The research team, which also includes York’s Christina Smith, Anthony Toigo of APL and Scott Guzewich of Goddard Space Flight Center, compared its model to ridges on Pluto imaged by NASA’s New Horizons spacecraft in 2015. Pluto’s ridges are much larger – more than 1,600 feet (about 500 meters) tall and separated by two to three miles (about three to five kilometers) – than their Earthly counterparts.

Nature – Penitentes as the origin of the bladed terrain of Tartarus Dorsa on Pluto

“This gargantuan size is predicted by the same theory that explains the formation of these features on Earth,” says Moores. “In fact, we were able to match the size and separation, the direction of the ridges, as well as their age: three pieces of evidence that support our identification of these ridges as penitentes.”

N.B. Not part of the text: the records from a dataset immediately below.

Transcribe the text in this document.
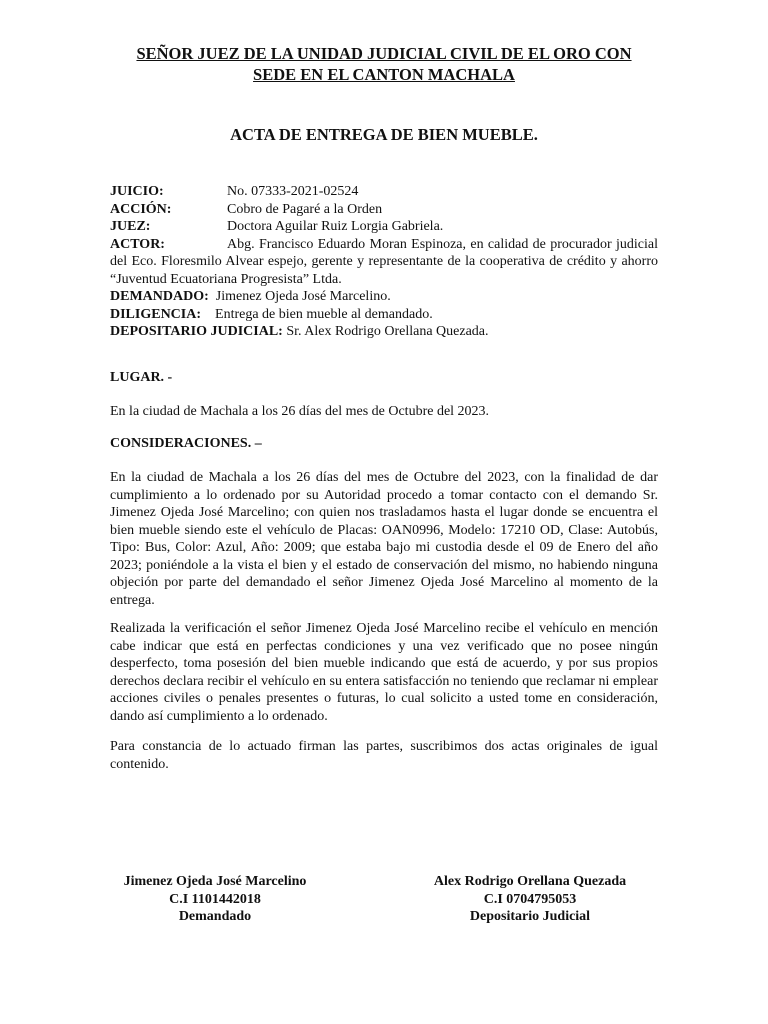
SEÑOR JUEZ DE LA UNIDAD JUDICIAL CIVIL DE EL ORO CON
SEDE EN EL CANTON MACHALA
ACTA DE ENTREGA DE BIEN MUEBLE.
JUICIO:	No. 07333-2021-02524
ACCIÓN:	Cobro de Pagaré a la Orden
JUEZ:	Doctora Aguilar Ruiz Lorgia Gabriela.
ACTOR:	Abg. Francisco Eduardo Moran Espinoza, en calidad de procurador judicial del Eco. Floresmilo Alvear espejo, gerente y representante de la cooperativa de crédito y ahorro “Juventud Ecuatoriana Progresista” Ltda.
DEMANDADO: Jimenez Ojeda José Marcelino.
DILIGENCIA: Entrega de bien mueble al demandado.
DEPOSITARIO JUDICIAL: Sr. Alex Rodrigo Orellana Quezada.
LUGAR. -
En la ciudad de Machala a los 26 días del mes de Octubre del 2023.
CONSIDERACIONES. –
En la ciudad de Machala a los 26 días del mes de Octubre del 2023, con la finalidad de dar cumplimiento a lo ordenado por su Autoridad procedo a tomar contacto con el demando Sr. Jimenez Ojeda José Marcelino; con quien nos trasladamos hasta el lugar donde se encuentra el bien mueble siendo este el vehículo de Placas: OAN0996, Modelo: 17210 OD, Clase: Autobús, Tipo: Bus, Color: Azul, Año: 2009; que estaba bajo mi custodia desde el 09 de Enero del año 2023; poniéndole a la vista el bien y el estado de conservación del mismo, no habiendo ninguna objeción por parte del demandado el señor Jimenez Ojeda José Marcelino al momento de la entrega.
Realizada la verificación el señor Jimenez Ojeda José Marcelino recibe el vehículo en mención cabe indicar que está en perfectas condiciones y una vez verificado que no posee ningún desperfecto, toma posesión del bien mueble indicando que está de acuerdo, y por sus propios derechos declara recibir el vehículo en su entera satisfacción no teniendo que reclamar ni emplear acciones civiles o penales presentes o futuras, lo cual solicito a usted tome en consideración, dando así cumplimiento a lo ordenado.
Para constancia de lo actuado firman las partes, suscribimos dos actas originales de igual contenido.
Jimenez Ojeda José Marcelino
C.I 1101442018
Demandado
Alex Rodrigo Orellana Quezada
C.I 0704795053
Depositario Judicial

Moores says though Pluto’s environment is very different from Earth’s — it is much colder, the air much thinner, the sun much dimmer and the snow and ice on the surface are made from methane and nitrogen instead of water — the same laws of nature apply. He adds that both NASA and APL were instrumental in the collaboration that led to this new finding; both provided background information on Pluto’s atmosphere using a model similar to what meteorologists use to forecast weather on Earth. This was one of the key ingredients in Moores’ own models of the penitentes, without which this discovery would not have been made.

Abstract

Penitentes are snow and ice features formed by erosion that, on Earth, are characterized by bowl-shaped depressions several tens of centimetres across, whose edges grade into spires up to several metres tall. Penitentes have been suggested as an explanation for anomalous radar data on Europa4, but until now no penitentes have been identified conclusively on planetary bodies other than Earth. Regular ridges with spacings of 3,000 to 5,000 metres and depths of about 500 metres with morphologies that resemble penitentes have been observed by the New Horizons spacecraft in the Tartarus Dorsa region of Pluto (220°–250° E, 0°–20° N). Here we report simulations, based upon a recent model representing conditions on Pluto in which deepening penitentes reproduce both the tri-modal (north–south, east–west and northeast–southwest) orientation and the spacing of the ridges of this bladed terrain. At present, these penitentes deepen by approximately one centimetre per orbital cycle and grow only during periods of relatively high atmospheric pressure, suggesting a formation timescale of several tens of millions of years, consistent with crater ages. This timescale implies that the penitentes formed from initial topographic variations of no more than a few tens of metres, consistent with Pluto’s youngest terrains.